If an investor were to borrow to invest in his/her registered retirement savings plan (RRSP), can the bank take the investment as collateral for the loan?
RRSP loans are typically unsecured, which means no assets are pledged as collateral, said Talbot Stevens, a financial industry consultant and author of The Smart Debt Coach. As with a credit card, approval for the loan is based on your credit history. So, if you take out an unsecured RRSP investment loan and fail to pay it back, the bank can't seize your RRSP. It will, however, find other ways to attempt to collect on the debt.
Can RRSP assets ever be pledged as security on a personal loan?
Yes, but it's rare and generally not a good idea. That's because the RRSP assets pledged as security must be included in the borrower's income for that year, leading to a potentially large tax hit. When the RRSP property is no longer pledged as collateral, the RRSP holder can claim a deduction for the assets.
"Because of the taxation issue, and the administrative complication, I would not recommend using RRSP assets as collateral for any loan," Mr. Stevens said.
Even if you wanted to use your RRSP as security, there's a good chance your financial institution won't let you. There are no laws against pledging RRSP or registered retirement income fund (RRIF) assets as collateral, but "we don't allow it," said Jamie Golombek, managing director of tax and estate planning at CIBC Private Wealth Management.
"My understanding is that no major financial institution allows their RRSPs or RRIFs to be pledged as collateral for a loan. Generally, it's not in the best interest of the client," Mr. Golombek said.
For an individual to use an RRSP as collateral the financial institution that holds the RRSP account "would have to play along," but finding a willing participant could be difficult, he said.
"In most cases RRSP loans are either unsecured or if security is taken it's taken against something else such as a non-registered asset or a piece of real estate," he said.
Can I deduct interest when I borrow to invest in an RRSP or tax-free savings account (TFSA)?
No.
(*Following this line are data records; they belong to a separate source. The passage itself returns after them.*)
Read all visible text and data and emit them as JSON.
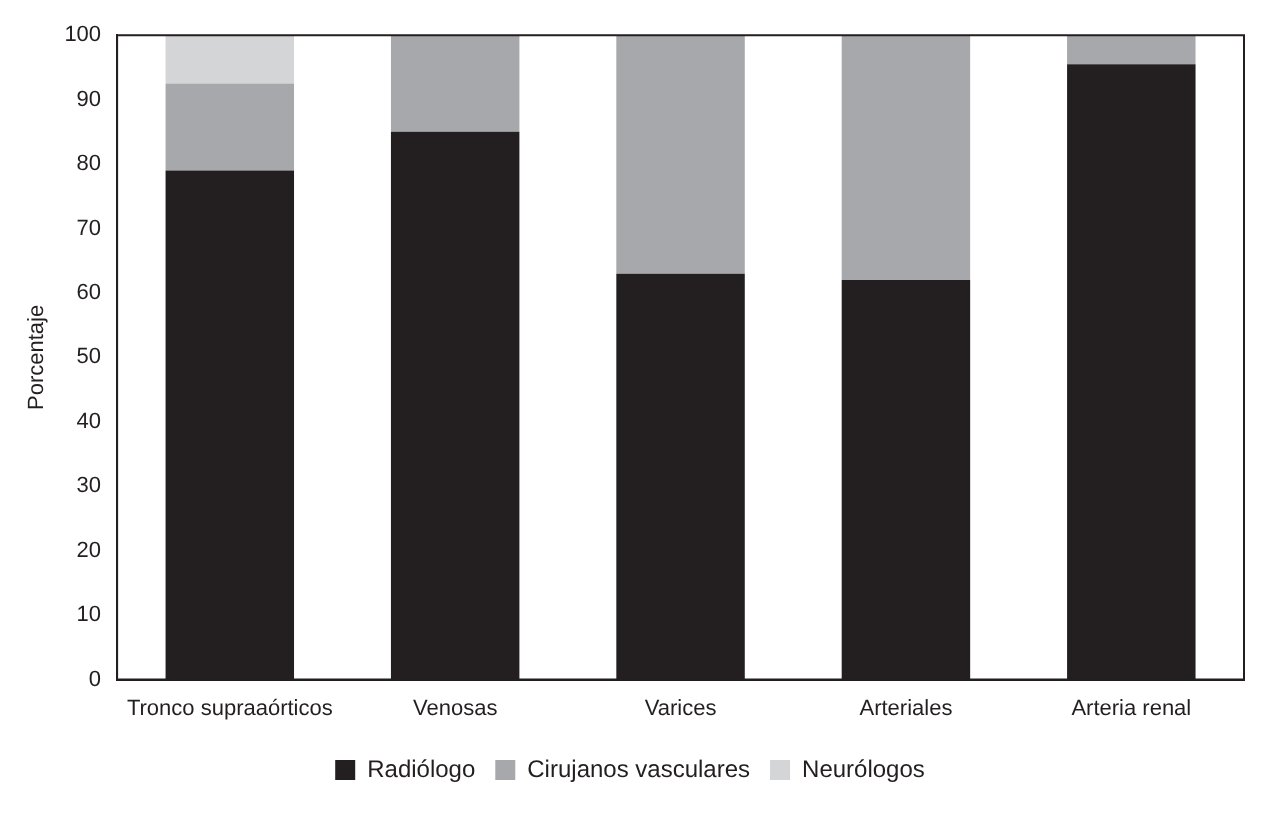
{
  "chart_data": {
    "type": "bar",
    "stacked": true,
    "ylabel": "Porcentaje",
    "categories": [
      "Tronco supraaórticos",
      "Venosas",
      "Varices",
      "Arteriales",
      "Arteria renal"
    ],
    "series": [
      {
        "name": "Radiólogo",
        "color": "#231f20",
        "values": [
          79,
          85,
          63,
          62,
          95.5
        ]
      },
      {
        "name": "Cirujanos vasculares",
        "color": "#a7a8ab",
        "values": [
          13.5,
          15,
          37,
          38,
          4.5
        ]
      },
      {
        "name": "Neurólogos",
        "color": "#d4d5d6",
        "values": [
          7.5,
          null,
          null,
          null,
          null
        ]
      }
    ],
    "ylim": [
      0,
      100
    ],
    "yticks": [
      0,
      10,
      20,
      30,
      40,
      50,
      60,
      70,
      80,
      90,
      100
    ],
    "grid": false,
    "legend": "bottom"
  }
}
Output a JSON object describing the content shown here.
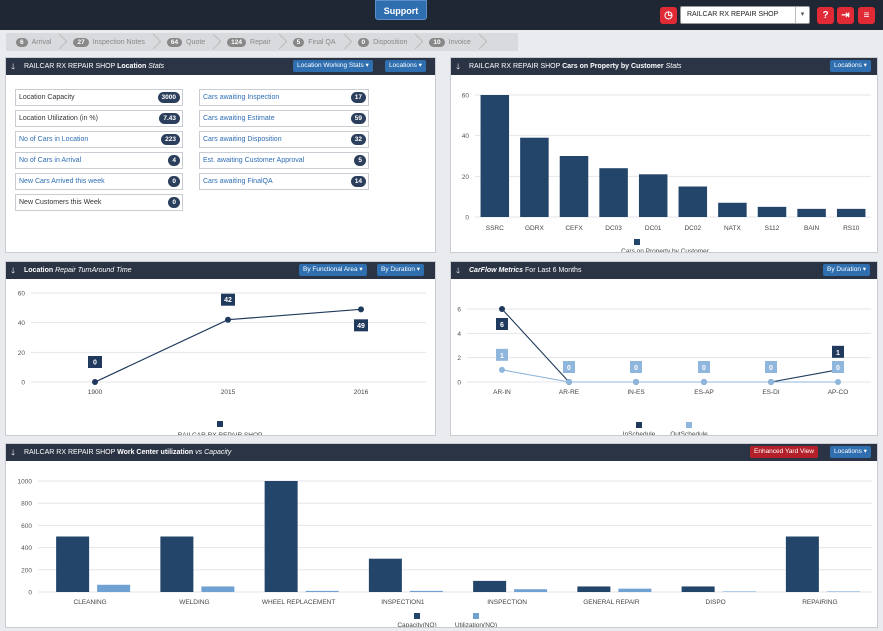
{
  "topbar": {
    "support": "Support",
    "shop": "RAILCAR RX REPAIR SHOP",
    "icons": [
      "clock-icon",
      "help-icon",
      "logout-icon",
      "menu-icon"
    ]
  },
  "flow": [
    {
      "count": "6",
      "label": "Arrival"
    },
    {
      "count": "27",
      "label": "Inspection Notes"
    },
    {
      "count": "64",
      "label": "Quote"
    },
    {
      "count": "124",
      "label": "Repair"
    },
    {
      "count": "5",
      "label": "Final QA"
    },
    {
      "count": "0",
      "label": "Disposition"
    },
    {
      "count": "10",
      "label": "Invoice"
    }
  ],
  "loc_stats": {
    "shop": "RAILCAR RX REPAIR SHOP",
    "bold": "Location",
    "italic": "Stats",
    "btn1": "Location Working Stats ▾",
    "btn2": "Locations ▾",
    "left": [
      {
        "label": "Location Capacity",
        "value": "3000",
        "style": "plain"
      },
      {
        "label": "Location Utilization (in %)",
        "value": "7.43",
        "style": "plain"
      },
      {
        "label": "No of Cars in Location",
        "value": "223",
        "style": "blue"
      },
      {
        "label": "No of Cars in Arrival",
        "value": "4",
        "style": "blue"
      },
      {
        "label": "New Cars Arrived this week",
        "value": "0",
        "style": "blue"
      },
      {
        "label": "New Customers this Week",
        "value": "0",
        "style": "plain"
      }
    ],
    "right": [
      {
        "label": "Cars awaiting Inspection",
        "value": "17"
      },
      {
        "label": "Cars awaiting Estimate",
        "value": "59"
      },
      {
        "label": "Cars awaiting Disposition",
        "value": "32"
      },
      {
        "label": "Est. awaiting Customer Approval",
        "value": "5"
      },
      {
        "label": "Cars awaiting FinalQA",
        "value": "14"
      }
    ]
  },
  "cars_customer": {
    "shop": "RAILCAR RX REPAIR SHOP",
    "bold": "Cars on Property by Customer",
    "italic": "Stats",
    "btn": "Locations ▾"
  },
  "turnaround": {
    "bold": "Location",
    "italic": "Repair TurnAround Time",
    "btn1": "By Functional Area ▾",
    "btn2": "By Duration ▾"
  },
  "carflow": {
    "bold": "CarFlow Metrics",
    "rest": "For Last 6 Months",
    "btn": "By Duration ▾"
  },
  "workcenter": {
    "shop": "RAILCAR RX REPAIR SHOP",
    "bold": "Work Center utilization",
    "vs": "vs",
    "italic": "Capacity",
    "btn1": "Enhanced Yard View",
    "btn2": "Locations ▾"
  },
  "chart_data": [
    {
      "type": "bar",
      "title": "Cars on Property by Customer",
      "categories": [
        "SSRC",
        "GDRX",
        "CEFX",
        "DC03",
        "DC01",
        "DC02",
        "NATX",
        "S112",
        "BAIN",
        "RS10"
      ],
      "values": [
        60,
        39,
        30,
        24,
        21,
        15,
        7,
        5,
        4,
        4
      ],
      "ylim": [
        0,
        60
      ],
      "yticks": [
        0,
        20,
        40,
        60
      ],
      "legend": [
        "Cars on Property by Customer"
      ],
      "color": "#23456a"
    },
    {
      "type": "line",
      "title": "Location Repair TurnAround Time",
      "categories": [
        "1900",
        "2015",
        "2016"
      ],
      "values": [
        0,
        42,
        49
      ],
      "labels": [
        "0",
        "42",
        "49"
      ],
      "ylim": [
        0,
        60
      ],
      "yticks": [
        0,
        20,
        40,
        60
      ],
      "legend": [
        "RAILCAR RX REPAIR SHOP"
      ],
      "color": "#1f3a5c"
    },
    {
      "type": "line",
      "title": "CarFlow Metrics",
      "categories": [
        "AR-IN",
        "AR-RE",
        "IN-ES",
        "ES-AP",
        "ES-DI",
        "AP-CO"
      ],
      "series": [
        {
          "name": "InSchedule",
          "values": [
            6,
            0,
            0,
            0,
            0,
            1
          ],
          "color": "#1f3a5c"
        },
        {
          "name": "OutSchedule",
          "values": [
            1,
            0,
            0,
            0,
            0,
            0
          ],
          "color": "#8fb6dc"
        }
      ],
      "ylim": [
        0,
        6
      ],
      "yticks": [
        0,
        2,
        4,
        6
      ]
    },
    {
      "type": "bar",
      "title": "Work Center utilization vs Capacity",
      "categories": [
        "CLEANING",
        "WELDING",
        "WHEEL REPLACEMENT",
        "INSPECTION1",
        "INSPECTION",
        "GENERAL REPAIR",
        "DISPO",
        "REPAIRING"
      ],
      "series": [
        {
          "name": "Capacity(NO)",
          "values": [
            500,
            500,
            1000,
            300,
            100,
            50,
            50,
            500
          ],
          "color": "#23456a"
        },
        {
          "name": "Utilization(NO)",
          "values": [
            65,
            50,
            10,
            10,
            25,
            30,
            5,
            5
          ],
          "color": "#6fa1d3"
        }
      ],
      "ylim": [
        0,
        1000
      ],
      "yticks": [
        0,
        200,
        400,
        600,
        800,
        1000
      ]
    }
  ]
}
Interest is only tax-deductible if you're investing in a non-registered account. Furthermore, for interest to be deductible the borrowed funds must be used to purchase eligible property that either produces income now (such as dividends, interest or rent) or has the potential to produce income. That would include a company, for example, that does not pay a dividend now but may initiate a dividend in the future, but it excludes a company whose stated policy is to never pay a dividend or distribution of any kind.
What do you think of RRSP catch-up loans?
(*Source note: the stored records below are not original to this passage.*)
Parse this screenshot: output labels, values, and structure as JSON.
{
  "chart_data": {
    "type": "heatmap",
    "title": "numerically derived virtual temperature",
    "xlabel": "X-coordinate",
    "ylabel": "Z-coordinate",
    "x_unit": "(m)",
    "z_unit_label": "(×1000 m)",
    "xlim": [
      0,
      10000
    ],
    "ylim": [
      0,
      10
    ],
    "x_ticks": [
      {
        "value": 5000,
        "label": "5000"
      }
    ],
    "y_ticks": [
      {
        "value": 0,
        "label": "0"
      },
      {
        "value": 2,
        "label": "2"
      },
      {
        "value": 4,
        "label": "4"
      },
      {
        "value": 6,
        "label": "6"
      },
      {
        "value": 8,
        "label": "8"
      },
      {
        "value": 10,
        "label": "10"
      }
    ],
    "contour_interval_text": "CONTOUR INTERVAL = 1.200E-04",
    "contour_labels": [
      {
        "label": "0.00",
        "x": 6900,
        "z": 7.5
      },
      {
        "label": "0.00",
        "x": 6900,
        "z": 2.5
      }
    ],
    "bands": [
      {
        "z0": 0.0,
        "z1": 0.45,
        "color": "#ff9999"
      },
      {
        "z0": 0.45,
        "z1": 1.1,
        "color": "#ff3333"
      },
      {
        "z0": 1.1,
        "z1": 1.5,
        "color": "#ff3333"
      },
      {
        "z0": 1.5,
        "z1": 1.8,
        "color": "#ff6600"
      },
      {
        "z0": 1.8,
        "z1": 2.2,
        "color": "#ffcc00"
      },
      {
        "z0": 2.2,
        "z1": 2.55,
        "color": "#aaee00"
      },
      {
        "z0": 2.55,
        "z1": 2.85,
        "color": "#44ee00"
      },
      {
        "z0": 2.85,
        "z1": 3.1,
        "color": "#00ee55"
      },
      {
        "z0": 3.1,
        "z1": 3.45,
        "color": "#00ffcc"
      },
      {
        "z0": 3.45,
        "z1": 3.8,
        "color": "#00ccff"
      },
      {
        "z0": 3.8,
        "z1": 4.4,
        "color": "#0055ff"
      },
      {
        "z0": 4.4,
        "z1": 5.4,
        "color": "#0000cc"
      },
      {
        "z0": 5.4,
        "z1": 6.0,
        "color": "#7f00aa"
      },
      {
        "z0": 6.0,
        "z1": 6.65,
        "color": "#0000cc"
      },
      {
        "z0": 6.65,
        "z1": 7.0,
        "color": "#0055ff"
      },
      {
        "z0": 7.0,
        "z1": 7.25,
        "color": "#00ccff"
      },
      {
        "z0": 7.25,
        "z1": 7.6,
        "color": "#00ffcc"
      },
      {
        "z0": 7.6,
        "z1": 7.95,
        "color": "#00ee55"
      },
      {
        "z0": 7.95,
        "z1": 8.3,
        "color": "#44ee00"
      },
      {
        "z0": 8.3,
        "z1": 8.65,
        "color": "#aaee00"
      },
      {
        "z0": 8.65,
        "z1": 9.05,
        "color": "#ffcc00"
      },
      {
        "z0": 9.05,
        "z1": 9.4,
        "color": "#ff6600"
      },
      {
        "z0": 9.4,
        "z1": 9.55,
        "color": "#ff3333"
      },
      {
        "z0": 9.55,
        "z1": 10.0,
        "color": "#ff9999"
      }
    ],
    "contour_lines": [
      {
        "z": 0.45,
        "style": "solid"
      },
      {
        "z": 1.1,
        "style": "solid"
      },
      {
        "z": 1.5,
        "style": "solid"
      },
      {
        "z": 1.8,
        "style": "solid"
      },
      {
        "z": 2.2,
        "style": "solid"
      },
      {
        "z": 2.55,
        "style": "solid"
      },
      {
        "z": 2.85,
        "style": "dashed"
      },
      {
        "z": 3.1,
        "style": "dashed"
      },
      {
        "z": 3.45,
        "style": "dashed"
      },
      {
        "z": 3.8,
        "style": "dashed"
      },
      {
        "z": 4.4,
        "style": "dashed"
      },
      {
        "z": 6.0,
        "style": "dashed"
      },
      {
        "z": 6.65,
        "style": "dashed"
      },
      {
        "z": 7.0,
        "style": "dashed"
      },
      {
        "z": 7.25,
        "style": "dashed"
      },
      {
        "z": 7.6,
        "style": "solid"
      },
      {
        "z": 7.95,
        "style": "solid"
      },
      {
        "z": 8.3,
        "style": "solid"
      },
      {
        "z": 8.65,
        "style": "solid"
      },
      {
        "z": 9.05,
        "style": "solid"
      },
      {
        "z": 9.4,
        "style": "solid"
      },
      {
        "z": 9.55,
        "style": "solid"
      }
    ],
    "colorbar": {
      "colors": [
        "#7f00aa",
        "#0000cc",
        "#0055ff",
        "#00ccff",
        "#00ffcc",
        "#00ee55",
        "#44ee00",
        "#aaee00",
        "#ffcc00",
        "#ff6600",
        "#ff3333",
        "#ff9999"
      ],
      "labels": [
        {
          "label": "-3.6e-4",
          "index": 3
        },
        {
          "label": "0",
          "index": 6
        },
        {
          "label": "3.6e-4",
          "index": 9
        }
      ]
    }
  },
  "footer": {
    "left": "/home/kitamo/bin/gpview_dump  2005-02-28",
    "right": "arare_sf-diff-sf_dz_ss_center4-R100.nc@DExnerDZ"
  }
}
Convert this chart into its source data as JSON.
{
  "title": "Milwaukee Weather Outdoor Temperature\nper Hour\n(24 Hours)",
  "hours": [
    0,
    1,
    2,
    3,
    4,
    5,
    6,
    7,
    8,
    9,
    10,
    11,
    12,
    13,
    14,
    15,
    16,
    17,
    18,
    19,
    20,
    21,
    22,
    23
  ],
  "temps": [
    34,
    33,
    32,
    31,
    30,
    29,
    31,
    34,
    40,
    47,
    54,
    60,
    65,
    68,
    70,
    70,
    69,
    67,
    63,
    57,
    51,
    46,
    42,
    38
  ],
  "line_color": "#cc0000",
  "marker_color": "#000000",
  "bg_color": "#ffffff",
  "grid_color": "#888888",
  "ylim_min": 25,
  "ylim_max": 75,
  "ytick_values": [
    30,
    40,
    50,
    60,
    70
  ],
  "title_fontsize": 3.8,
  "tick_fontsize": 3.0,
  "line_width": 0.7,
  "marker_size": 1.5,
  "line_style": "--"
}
For many people, borrowing to invest in an RRSP is a bad idea, and not just because interest isn't deductible. If you can't scrape together the cash for an RRSP contribution, you may have deeper spending, saving and budgeting issues that need to be addressed first. If you try to borrow your way to prosperity, you could end up digging yourself into a bigger hole.
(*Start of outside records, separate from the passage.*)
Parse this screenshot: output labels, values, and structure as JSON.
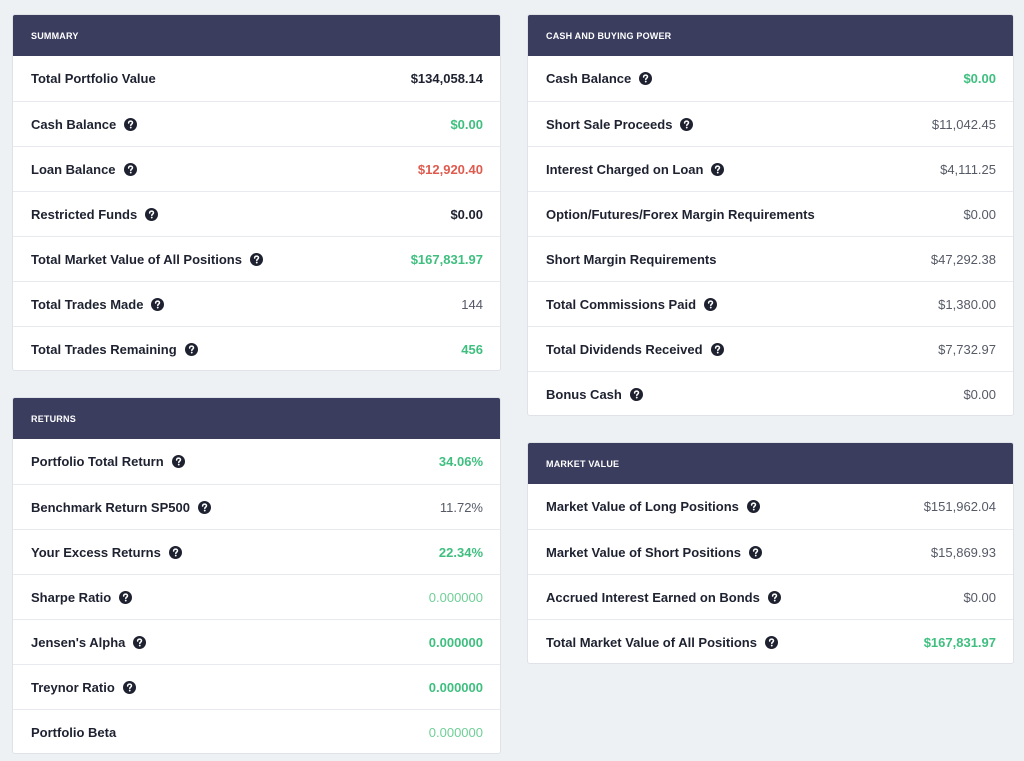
{
  "colors": {
    "header_bg": "#3b3d5f",
    "page_bg": "#eef1f4",
    "positive": "#3fbf7f",
    "negative": "#e05a4e",
    "neutral": "#555a66",
    "muted_positive": "#6fcf97"
  },
  "summary": {
    "title": "SUMMARY",
    "rows": [
      {
        "label": "Total Portfolio Value",
        "value": "$134,058.14",
        "help": false,
        "style": "dark"
      },
      {
        "label": "Cash Balance",
        "value": "$0.00",
        "help": true,
        "style": "green"
      },
      {
        "label": "Loan Balance",
        "value": "$12,920.40",
        "help": true,
        "style": "red"
      },
      {
        "label": "Restricted Funds",
        "value": "$0.00",
        "help": true,
        "style": "dark"
      },
      {
        "label": "Total Market Value of All Positions",
        "value": "$167,831.97",
        "help": true,
        "style": "green"
      },
      {
        "label": "Total Trades Made",
        "value": "144",
        "help": true,
        "style": "gray"
      },
      {
        "label": "Total Trades Remaining",
        "value": "456",
        "help": true,
        "style": "green"
      }
    ]
  },
  "returns": {
    "title": "RETURNS",
    "rows": [
      {
        "label": "Portfolio Total Return",
        "value": "34.06%",
        "help": true,
        "style": "green"
      },
      {
        "label": "Benchmark Return SP500",
        "value": "11.72%",
        "help": true,
        "style": "gray"
      },
      {
        "label": "Your Excess Returns",
        "value": "22.34%",
        "help": true,
        "style": "green"
      },
      {
        "label": "Sharpe Ratio",
        "value": "0.000000",
        "help": true,
        "style": "lightgreen"
      },
      {
        "label": "Jensen's Alpha",
        "value": "0.000000",
        "help": true,
        "style": "green"
      },
      {
        "label": "Treynor Ratio",
        "value": "0.000000",
        "help": true,
        "style": "green"
      },
      {
        "label": "Portfolio Beta",
        "value": "0.000000",
        "help": false,
        "style": "lightgreen"
      }
    ]
  },
  "cash_buying_power": {
    "title": "CASH AND BUYING POWER",
    "rows": [
      {
        "label": "Cash Balance",
        "value": "$0.00",
        "help": true,
        "style": "green"
      },
      {
        "label": "Short Sale Proceeds",
        "value": "$11,042.45",
        "help": true,
        "style": "gray"
      },
      {
        "label": "Interest Charged on Loan",
        "value": "$4,111.25",
        "help": true,
        "style": "gray"
      },
      {
        "label": "Option/Futures/Forex Margin Requirements",
        "value": "$0.00",
        "help": false,
        "style": "gray"
      },
      {
        "label": "Short Margin Requirements",
        "value": "$47,292.38",
        "help": false,
        "style": "gray"
      },
      {
        "label": "Total Commissions Paid",
        "value": "$1,380.00",
        "help": true,
        "style": "gray"
      },
      {
        "label": "Total Dividends Received",
        "value": "$7,732.97",
        "help": true,
        "style": "gray"
      },
      {
        "label": "Bonus Cash",
        "value": "$0.00",
        "help": true,
        "style": "gray"
      }
    ]
  },
  "market_value": {
    "title": "MARKET VALUE",
    "rows": [
      {
        "label": "Market Value of Long Positions",
        "value": "$151,962.04",
        "help": true,
        "style": "gray"
      },
      {
        "label": "Market Value of Short Positions",
        "value": "$15,869.93",
        "help": true,
        "style": "gray"
      },
      {
        "label": "Accrued Interest Earned on Bonds",
        "value": "$0.00",
        "help": true,
        "style": "gray"
      },
      {
        "label": "Total Market Value of All Positions",
        "value": "$167,831.97",
        "help": true,
        "style": "green"
      }
    ]
  }
}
Financial institutions will tell you otherwise, of course. They'll dangle the prospect of a juicy refund in an attempt to convince you to take out an RRSP loan. They win in two ways – by having more assets under management that generate fees, and by earning interest on the loan.
There are, however, instances where a financially responsible individual who is facing short-term cash flow constraints can benefit from an RRSP loan. For example, say your marginal tax rate is 40 per cent and you have $6,000 of cash and $10,000 of unused RRSP contribution room. You could borrow $4,000, contribute the maximum $10,000 to your RRSP, and then use the $4,000 tax refund to repay the loan after a couple of months with minimal interest costs. This strategy effectively converts $6,000 in after-tax dollars (outside the RRSP) into $10,000 in pretax dollars (inside the RRSP, where it can grow tax-free).